Ghost gear: industrial fishing as the dangerous hidden source of ocean plastic

Environment / General / Life / Sustainability

Ghost gear: industrial fishing as the dangerous hidden source of ocean plastic

If we would ask you what the largest source of plastic in the ocean is, what would you reply? Based on the information most of us receive on a daily basis, we’d likely say it’s plastic shopping bags or straws. In fact, while all ocean plastic is problematic and all of its sources should be tackled, abandoned fishing gear from industrial fishing, also referred to as ghost gear, makes up somewhere between 46% and 70% of all macroplastics in the ocean!

This ghost gear, including ghost nets and other equipment, ends up either entangled in large waste clusters, such as the Great Pacific Garbage Patch, holding the plastic islands together or floats around freely in the ocean as a physical danger to marine life.

How is ghost gear entering the ocean?

The first question you’ll likely be asking yourself is: „How is ghost gear getting into the ocean?“. Aren’t there regulations on industrial fishing and ocean plastic in place to prevent this?

Fishing gear can be lost or abandoned in a variety of different situations, including during storms and extreme weather conditions, when the gear gets trapped underwater or tangled up with other (ghost) gear or vessel, and sometimes, it may even be discarded by the fishermen when damaged.

Unfortunately, enforcing any legislation regarding ghost gear is complicated because of the sheer size of the ocean and the number of fisheries across the world.

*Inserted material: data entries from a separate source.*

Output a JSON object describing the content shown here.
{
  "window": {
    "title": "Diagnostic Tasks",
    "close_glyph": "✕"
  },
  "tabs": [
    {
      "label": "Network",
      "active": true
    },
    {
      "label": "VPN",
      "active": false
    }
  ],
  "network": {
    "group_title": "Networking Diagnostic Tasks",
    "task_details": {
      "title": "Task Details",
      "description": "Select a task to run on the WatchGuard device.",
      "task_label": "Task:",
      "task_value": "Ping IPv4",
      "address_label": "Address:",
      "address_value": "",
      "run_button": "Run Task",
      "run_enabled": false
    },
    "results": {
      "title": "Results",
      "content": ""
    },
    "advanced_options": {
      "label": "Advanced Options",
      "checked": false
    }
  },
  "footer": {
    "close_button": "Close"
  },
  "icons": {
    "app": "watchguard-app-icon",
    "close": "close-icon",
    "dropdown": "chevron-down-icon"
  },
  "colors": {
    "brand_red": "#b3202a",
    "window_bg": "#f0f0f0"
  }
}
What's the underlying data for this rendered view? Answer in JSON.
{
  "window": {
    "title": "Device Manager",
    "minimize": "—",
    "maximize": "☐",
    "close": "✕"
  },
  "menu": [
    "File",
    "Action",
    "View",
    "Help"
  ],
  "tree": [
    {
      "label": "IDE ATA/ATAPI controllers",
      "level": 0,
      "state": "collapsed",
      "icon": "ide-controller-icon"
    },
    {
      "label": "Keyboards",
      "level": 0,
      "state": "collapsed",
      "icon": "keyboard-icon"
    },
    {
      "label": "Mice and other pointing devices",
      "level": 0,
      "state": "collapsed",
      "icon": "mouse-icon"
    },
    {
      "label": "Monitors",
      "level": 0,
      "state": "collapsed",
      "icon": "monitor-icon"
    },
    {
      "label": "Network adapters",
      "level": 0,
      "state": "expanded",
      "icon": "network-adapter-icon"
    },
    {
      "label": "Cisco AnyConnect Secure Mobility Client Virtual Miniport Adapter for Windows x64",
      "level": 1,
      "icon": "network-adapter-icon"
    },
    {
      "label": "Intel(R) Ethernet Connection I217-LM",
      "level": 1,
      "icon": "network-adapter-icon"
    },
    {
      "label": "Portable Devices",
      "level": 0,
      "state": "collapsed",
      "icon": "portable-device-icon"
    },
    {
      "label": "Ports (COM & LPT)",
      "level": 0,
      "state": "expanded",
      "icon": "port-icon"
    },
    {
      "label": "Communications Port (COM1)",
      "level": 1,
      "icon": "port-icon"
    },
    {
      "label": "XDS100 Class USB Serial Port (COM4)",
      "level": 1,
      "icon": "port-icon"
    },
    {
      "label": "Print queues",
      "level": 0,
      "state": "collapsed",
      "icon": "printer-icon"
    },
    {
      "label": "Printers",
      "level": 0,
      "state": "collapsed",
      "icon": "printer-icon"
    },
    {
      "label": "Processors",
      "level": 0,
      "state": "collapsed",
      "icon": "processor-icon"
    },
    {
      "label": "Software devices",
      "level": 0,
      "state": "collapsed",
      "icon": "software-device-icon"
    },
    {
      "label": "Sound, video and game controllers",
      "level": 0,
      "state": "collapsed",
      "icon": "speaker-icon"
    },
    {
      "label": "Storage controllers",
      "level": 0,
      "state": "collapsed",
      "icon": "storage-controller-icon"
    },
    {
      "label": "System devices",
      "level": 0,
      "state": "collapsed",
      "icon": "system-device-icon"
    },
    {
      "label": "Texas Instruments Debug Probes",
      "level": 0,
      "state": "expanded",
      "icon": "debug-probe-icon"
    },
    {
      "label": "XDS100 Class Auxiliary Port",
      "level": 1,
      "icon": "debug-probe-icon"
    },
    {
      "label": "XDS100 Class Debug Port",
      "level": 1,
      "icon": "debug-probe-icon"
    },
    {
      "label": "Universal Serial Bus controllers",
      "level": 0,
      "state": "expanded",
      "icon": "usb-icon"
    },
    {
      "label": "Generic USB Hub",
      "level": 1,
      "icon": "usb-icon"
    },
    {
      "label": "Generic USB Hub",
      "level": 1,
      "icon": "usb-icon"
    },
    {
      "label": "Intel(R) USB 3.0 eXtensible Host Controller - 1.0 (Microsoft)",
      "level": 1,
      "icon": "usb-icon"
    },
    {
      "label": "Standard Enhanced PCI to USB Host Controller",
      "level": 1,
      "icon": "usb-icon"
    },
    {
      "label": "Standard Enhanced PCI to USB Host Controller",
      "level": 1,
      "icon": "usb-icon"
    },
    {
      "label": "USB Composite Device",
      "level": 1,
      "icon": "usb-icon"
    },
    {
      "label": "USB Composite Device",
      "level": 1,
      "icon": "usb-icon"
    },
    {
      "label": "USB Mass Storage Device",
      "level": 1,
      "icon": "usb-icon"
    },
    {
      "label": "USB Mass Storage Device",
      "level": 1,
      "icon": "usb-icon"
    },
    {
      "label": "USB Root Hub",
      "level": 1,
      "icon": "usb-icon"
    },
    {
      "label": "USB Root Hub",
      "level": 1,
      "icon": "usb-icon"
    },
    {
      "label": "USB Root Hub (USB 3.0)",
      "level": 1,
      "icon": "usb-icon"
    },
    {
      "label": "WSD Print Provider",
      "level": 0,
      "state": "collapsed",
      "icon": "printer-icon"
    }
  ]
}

Illegal and unreported fishing activities, which are hard to monitor for the exact same reasons, are one of the key drivers of the rising quantities of ghost gear discarded in the ocean. These illegal fisheries even intentionally discard gear as evidence of their illegal activity!

Physical danger to marine life

According to recent research, ghost gear is four times more likely to harm marine life through entanglement than all other sources of ocean plastic combined. It has become a severe worldwide threat to marine ecosystems and their inhabitants, but it could also destroy the very industry that’s producing ghost gear and endanger food supply in areas which rely on fishing as an essential source of food.

Species of fish or crabs can get trapped in discarded traps left behind by industrial fishing, with no chance of escaping. Dolphins, sharks or other larger organisms are also in severe danger, mainly from ghost nets which they can get entangled in and, even if they escape, sustain serious injury in the process. Coral reefs and other areas of natural beauty can be smothered by heavy masses of tangled-up gear, destroying the habitats of a variety of different species.

Polluting the ocean with microplastics

Aside from presenting a severe physical danger to marine life, ghost gear has another significant consequence on marine ecosystems. As with other plastic, it doesn’t decompose over time the same way that organic waste does – instead, it just falls apart into smaller and smaller particles called microplastics. Even after it looks like the ghost gear has disappeared to the naked eye, the pollution remains in microscopic form.

What’s even scarier is how little we know about microplastics and their impacts. What we do know is that these small ocean plastic pieces damage the digestive tracts of sea life and diminish the urge to eat, while the animal doesn’t actually receive any nutrients. In some species, this can lead to death. Some species’ reproductive behaviours are also affected by microplastic exposure.

In addition, other pollutants such as polychlorinated biphenyls, polycyclic aromatic hydrocarbons or heavy metals, which we as humans wash into the ocean mainly as a result of industrial activity, can adhere to the surface of microplastics. According to the so-far-limited research, microplastics to which these chemicals adhere can cause even more severe organ damage compared to virgin microplastics.

A helping hand from non-profits

We all need to play our part in stopping the increasing amounts of ghost gear from entering the ocean. You can reduce your consumption of marine fish and seafood while or only buy those which have been sourced responsibly and sustainably, to help alter demand. You can also press for action on the legislative level in your local community. Or you can join an NGO tackling the problem on different levels, such as One Earth – One Ocean.

Aside from other initiatives, One Earth – One Ocean is working to remove existing ghost gear from the ocean, to protect the local sea life and ecosystems. One of their projects is an operation which takes place in the Baltic Sea, where an estimated 10.000 pieces of ghost gear are lost or discarded every single year.

Watch this video about the latest action on this topic:

Ghost gear is a threat that should not be underestimated, despite the fact that most of us can’t see the problem with our own eyes. It could have a massively negative impact not just on marine ecosystems, but also on our lives.